肩こりに薬物治療の必要はある?

肩こりに薬物治療の必要はある?

肩こりで悩む多くの人は、筋肉の疲労が上手く回復できないことや、姿勢の歪みから来る神経の圧迫など、物理的な問題があることがほとんどです。
そのため、その物理的な問題を解消することが、肩こりの改善につながる手助けとなります。

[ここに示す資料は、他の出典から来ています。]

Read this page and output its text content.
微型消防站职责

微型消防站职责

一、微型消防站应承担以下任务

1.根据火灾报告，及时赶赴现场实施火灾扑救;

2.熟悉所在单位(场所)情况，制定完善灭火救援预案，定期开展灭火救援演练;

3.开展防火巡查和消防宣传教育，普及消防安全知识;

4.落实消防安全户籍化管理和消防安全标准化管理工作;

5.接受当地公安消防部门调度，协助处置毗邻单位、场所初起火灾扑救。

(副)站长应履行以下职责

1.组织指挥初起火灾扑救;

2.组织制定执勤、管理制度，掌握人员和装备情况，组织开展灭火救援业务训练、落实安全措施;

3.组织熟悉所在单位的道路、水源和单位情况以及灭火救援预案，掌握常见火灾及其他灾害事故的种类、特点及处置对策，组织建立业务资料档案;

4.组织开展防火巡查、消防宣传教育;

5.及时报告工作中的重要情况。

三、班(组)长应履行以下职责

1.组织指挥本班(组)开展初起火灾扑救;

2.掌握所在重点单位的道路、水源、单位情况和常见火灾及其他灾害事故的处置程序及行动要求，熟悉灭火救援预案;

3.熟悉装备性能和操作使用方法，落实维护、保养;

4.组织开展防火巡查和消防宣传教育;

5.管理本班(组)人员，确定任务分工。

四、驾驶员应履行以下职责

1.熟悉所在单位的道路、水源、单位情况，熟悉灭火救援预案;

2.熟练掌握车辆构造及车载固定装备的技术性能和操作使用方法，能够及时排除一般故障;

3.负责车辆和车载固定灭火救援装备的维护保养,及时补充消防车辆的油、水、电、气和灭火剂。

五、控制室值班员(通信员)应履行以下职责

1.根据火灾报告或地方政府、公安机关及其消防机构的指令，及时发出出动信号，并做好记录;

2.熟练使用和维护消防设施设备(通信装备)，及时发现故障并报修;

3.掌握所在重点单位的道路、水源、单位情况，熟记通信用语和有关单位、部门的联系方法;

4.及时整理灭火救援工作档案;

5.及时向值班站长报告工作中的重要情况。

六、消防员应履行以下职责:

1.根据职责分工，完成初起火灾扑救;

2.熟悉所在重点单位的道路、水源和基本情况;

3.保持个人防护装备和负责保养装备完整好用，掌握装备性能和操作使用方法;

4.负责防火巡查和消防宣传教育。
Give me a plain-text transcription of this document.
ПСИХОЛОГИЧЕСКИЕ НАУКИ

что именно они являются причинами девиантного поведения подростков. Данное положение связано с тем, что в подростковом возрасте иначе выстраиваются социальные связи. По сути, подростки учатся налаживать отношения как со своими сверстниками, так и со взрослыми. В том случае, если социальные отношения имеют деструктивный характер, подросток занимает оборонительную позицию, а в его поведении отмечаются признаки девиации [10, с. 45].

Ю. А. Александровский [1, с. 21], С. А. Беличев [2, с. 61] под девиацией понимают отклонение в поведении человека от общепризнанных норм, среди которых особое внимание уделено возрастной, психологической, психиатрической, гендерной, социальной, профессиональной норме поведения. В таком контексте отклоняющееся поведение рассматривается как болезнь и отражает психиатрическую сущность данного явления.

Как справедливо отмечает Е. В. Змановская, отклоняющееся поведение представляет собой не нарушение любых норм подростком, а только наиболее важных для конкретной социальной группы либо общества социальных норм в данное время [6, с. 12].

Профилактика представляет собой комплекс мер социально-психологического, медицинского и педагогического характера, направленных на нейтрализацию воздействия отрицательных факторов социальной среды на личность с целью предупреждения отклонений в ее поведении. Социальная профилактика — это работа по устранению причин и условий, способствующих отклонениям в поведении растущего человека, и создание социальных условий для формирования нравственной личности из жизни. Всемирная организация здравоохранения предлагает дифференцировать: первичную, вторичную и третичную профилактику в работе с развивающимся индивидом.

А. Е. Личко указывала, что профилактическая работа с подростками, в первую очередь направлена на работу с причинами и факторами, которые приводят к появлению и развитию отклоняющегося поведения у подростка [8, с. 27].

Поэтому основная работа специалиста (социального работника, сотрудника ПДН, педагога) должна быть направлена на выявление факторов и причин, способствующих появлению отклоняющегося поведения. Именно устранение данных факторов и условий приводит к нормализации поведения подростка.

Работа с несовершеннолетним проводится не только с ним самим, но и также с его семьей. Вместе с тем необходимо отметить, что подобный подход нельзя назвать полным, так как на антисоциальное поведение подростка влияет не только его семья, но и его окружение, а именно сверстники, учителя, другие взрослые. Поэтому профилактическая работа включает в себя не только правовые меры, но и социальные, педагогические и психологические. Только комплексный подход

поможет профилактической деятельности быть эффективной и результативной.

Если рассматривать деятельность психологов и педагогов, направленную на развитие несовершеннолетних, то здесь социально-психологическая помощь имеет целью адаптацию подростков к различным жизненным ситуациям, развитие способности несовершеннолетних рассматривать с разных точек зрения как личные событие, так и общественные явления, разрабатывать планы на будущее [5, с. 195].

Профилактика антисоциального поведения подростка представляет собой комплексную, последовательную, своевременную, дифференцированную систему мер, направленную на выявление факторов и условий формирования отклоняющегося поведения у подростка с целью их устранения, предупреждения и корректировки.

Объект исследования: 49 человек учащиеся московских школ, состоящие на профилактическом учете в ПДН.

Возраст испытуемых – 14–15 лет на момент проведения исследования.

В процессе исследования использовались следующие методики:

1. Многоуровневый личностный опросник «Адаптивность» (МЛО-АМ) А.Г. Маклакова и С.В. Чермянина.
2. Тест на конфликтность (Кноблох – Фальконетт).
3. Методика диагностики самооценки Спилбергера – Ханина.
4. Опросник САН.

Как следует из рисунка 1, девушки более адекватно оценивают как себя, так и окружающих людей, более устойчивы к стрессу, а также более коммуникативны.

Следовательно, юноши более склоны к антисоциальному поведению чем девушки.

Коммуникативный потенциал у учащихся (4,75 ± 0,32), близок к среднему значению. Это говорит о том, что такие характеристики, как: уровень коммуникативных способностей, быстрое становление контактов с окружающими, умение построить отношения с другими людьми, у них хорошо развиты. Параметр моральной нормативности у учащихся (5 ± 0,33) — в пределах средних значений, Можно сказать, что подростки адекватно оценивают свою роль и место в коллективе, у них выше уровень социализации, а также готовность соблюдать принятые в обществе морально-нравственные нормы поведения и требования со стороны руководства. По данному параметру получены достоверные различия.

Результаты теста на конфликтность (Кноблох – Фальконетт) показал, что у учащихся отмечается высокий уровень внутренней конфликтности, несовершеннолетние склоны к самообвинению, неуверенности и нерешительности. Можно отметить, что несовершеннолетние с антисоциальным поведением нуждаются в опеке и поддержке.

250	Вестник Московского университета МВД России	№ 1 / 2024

筋肉の疲労回復には、栄養を行き渡らせることと、休養が必要です。
栄養を行き渡らせるためには、栄養の摂取と共に血液を行き渡らせることが必要です。
そのためには、肩を温めたり、マッサージなどによって肩をほぐしてあげることが一番です。
しかし、それ以外の方法もあります。
温湿布を肩周りに張ることによって、皮膚の温度を上げてやり、毛細血管を拡張させる方法があります。
これは、温湿布にカプサイシンが含まれる場合に、効果が期待できます。
温湿布は外用薬として有名ですが、肩こりに効果が期待される薬には、様々なものがあります。
例えば、筋弛緩薬です。
筋弛緩薬は、神経や細胞膜などに作用して、緊張状態にある筋肉を弛緩させるための薬です。
強い緊張状態にある筋肉を弛緩させることで、血液の循環を良くし、肩こりの痛みを軽減させることができます。
他にも、肩こりの痛みや炎症を抑えるものとして、神経ブロック注射やホルモン注射、消炎鎮痛剤などがあります。
また、筋肉の疲労回復効果や、神経機能の調節効果があるとされるビタミンB群などを摂取するためのビタミン剤や、抗不安剤なども一種の薬物治療といえます。
これらは、肩こりを薬の力で治療する、薬物治療に用いられます。
薬物治療は痛みがひどいときや、症状が重症化している際に用いることで、大きな効果が期待できます。
しかし、その一方で多少ながら副作用があることや、ショック反応が起こるリスクも抱えています。
肩こりの原因の解決に薬物が必要な場合もありますが、多くの人はそれほど必要ではありません。
ただし、肩こりが重症化しているときに、少量の薬や一時的な利用などは有効な対策です。
医師に相談した上で、ここぞというときに利用してみると良いでしょう。